I have a guilty secret, and I know I’m not alone.
My life is a mess. A hot mess, sure, but a mess all the same. My home is almost always knee-deep in rogue Lego pieces and a million small blank pieces of paper with one, possibly meaningful squiggle in the middle and a promise that Mummy will forever keep it close to her heart.
I’m late pretty much all the time, and the kids have found out about the tooth fairy, and the washing basket seems to magically refill on the hour and my partner and I talk about the children’s schedules with a similar passion we used to reserve for breathless take-downs of a Spike Jonze film.
I can never find anything, ever, and there’s never enough room.
I’m always out of bread on a school-day morning as the sandwich box beckons. My kids are regularly the last ones to be collected from the school playground. I forget birthday presents, and to prepare for important meetings. On a Friday night at “mum drinks”, I often end up telling strangers way too much about my life. I never seem to have cash in my wallet.
Frequently pasta seems like the only answer. To everything.
Problems of privilege? Certainly.
The salve? Scrolling.
Scrolling through images of pristine lunch-boxes and organised children’s bedrooms, with absolutely no drawings on the walls.
Scrolling through 25-ingredient breakfast smoothies, and slates bearing leafy native salads and brownies made from beetroot and the tears of gluten-tolerant fairies.
Scrolling through pictures of other people’s perfect tousle-haired children and minimalist living rooms and enviro-savvy gardens and self-made decks and – my very favourite – epically photogenic weekend farms in anywhere that can be called a “hinterland”.
I am not alone in my addiction to the images of wellness. The wellness “industry” is guessed to be worth 3.72 trillion dollars worldwide. I apologise, another shortcoming. I don’t know how one writes a trillion, but what I do know is that a large proportion of those trillions were spent by people who have no intention to do anything that might actually cause “wellness”. They were bought by people who want a quick fix for their messy lives.

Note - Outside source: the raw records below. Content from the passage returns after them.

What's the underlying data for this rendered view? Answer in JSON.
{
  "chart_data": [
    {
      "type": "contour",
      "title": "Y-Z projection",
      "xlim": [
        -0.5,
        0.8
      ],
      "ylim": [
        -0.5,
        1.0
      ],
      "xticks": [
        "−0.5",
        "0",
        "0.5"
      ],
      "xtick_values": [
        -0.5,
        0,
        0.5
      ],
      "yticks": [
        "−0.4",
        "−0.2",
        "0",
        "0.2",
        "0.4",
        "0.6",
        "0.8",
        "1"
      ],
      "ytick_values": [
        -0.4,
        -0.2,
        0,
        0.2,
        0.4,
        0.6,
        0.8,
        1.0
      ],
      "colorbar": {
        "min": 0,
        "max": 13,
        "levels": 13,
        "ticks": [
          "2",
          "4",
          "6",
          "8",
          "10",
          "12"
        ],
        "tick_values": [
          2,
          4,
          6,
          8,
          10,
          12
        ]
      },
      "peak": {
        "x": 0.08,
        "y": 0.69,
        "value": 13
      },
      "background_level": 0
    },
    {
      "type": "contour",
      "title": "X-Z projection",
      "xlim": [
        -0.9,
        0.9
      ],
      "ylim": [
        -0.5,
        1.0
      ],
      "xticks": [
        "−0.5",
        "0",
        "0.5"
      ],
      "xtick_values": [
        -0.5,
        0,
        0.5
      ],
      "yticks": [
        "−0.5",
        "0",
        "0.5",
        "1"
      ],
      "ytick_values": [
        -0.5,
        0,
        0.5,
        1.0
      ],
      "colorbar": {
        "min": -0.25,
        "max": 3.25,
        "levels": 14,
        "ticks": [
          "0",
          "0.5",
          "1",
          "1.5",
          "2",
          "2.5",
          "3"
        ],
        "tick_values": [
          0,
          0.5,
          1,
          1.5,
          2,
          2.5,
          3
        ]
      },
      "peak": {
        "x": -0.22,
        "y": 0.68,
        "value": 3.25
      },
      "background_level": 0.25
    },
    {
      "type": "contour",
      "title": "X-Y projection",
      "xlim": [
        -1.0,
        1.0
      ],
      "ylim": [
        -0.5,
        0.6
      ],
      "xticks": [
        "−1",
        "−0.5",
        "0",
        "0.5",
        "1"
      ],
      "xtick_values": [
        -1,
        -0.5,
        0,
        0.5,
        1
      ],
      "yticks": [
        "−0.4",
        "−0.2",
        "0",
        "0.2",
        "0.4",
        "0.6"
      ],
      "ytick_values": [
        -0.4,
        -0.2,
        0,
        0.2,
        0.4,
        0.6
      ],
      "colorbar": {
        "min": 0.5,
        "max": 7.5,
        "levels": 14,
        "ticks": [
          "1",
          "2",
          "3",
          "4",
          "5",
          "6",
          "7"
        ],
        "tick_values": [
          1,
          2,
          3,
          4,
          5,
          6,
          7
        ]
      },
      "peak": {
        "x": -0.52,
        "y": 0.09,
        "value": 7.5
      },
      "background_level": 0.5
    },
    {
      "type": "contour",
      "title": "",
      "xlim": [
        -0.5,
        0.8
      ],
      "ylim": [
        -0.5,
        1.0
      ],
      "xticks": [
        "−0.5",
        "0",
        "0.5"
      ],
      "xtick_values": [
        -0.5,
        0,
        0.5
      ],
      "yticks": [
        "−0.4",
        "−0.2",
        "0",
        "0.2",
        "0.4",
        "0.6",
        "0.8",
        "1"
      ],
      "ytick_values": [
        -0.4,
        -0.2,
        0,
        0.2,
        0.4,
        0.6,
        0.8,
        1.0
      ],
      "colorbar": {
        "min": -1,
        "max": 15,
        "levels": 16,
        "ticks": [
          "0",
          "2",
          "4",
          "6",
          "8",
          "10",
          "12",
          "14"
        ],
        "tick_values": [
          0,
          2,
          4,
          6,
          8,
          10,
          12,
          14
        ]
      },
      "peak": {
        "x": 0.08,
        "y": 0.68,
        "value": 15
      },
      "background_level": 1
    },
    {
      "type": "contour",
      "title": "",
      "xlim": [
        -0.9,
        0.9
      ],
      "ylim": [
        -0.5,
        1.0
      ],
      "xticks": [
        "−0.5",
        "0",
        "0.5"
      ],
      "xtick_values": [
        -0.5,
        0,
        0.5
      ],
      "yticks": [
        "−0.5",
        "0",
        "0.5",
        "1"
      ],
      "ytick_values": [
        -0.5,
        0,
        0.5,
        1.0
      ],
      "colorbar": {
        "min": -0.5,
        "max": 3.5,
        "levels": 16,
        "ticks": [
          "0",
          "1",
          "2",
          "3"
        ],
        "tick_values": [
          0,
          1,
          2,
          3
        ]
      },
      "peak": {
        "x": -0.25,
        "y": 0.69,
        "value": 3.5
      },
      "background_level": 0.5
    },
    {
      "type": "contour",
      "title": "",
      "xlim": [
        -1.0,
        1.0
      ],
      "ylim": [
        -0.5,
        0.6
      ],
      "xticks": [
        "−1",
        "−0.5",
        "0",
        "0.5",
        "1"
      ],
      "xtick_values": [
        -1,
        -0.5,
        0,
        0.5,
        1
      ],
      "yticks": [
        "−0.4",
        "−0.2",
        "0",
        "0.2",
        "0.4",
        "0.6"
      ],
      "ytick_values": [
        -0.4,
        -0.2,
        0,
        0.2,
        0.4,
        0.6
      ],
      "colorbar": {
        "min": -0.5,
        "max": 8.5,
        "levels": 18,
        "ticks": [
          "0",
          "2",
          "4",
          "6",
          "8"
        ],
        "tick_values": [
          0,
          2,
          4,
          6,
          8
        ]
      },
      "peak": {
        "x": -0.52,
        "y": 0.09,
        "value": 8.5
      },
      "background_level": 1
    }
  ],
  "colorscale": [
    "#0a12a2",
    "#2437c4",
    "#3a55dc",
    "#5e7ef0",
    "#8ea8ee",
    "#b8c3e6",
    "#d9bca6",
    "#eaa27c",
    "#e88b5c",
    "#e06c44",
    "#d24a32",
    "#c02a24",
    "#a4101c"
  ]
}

Maybe, if I just stayed paleo for longer than three hours every Monday morning, I would look like Michelle Williams and all my problems will evaporate.
Perhaps, if I buy that baby-bag that protects me and my family from the harmful zaps of our mobile phones, everything will be okay.
Certainly, if I lost 5 pounds, went to sunrise yoga every day and kicked quinoa, my life would be in order and that pile of mail next to the toaster would open and file itself.
That’s the world of my new novel How To Be Perfect. The dubious goddess and the vulnerable young mother who’s hoovering up hope that disgraced blogger Elle Campbell actually has all the answers.
It’s a fun world to visit, one of fake gurus and smoothies made of lawn-clippings and health retreats with resident drug-dealers and of beautiful people doing ugly things to convince you to part with a dollar (or several hundred).
It’s a sick sort of wellness. One that I – and you – should know better than to aspire to.
But still, when all the floor is jagged Lego, a crocodile can look like a life raft.
Good luck out there. I’ll see you in the Paleo aisle.
How To Be Perfect is published by Allen & Unwin and it’s out now.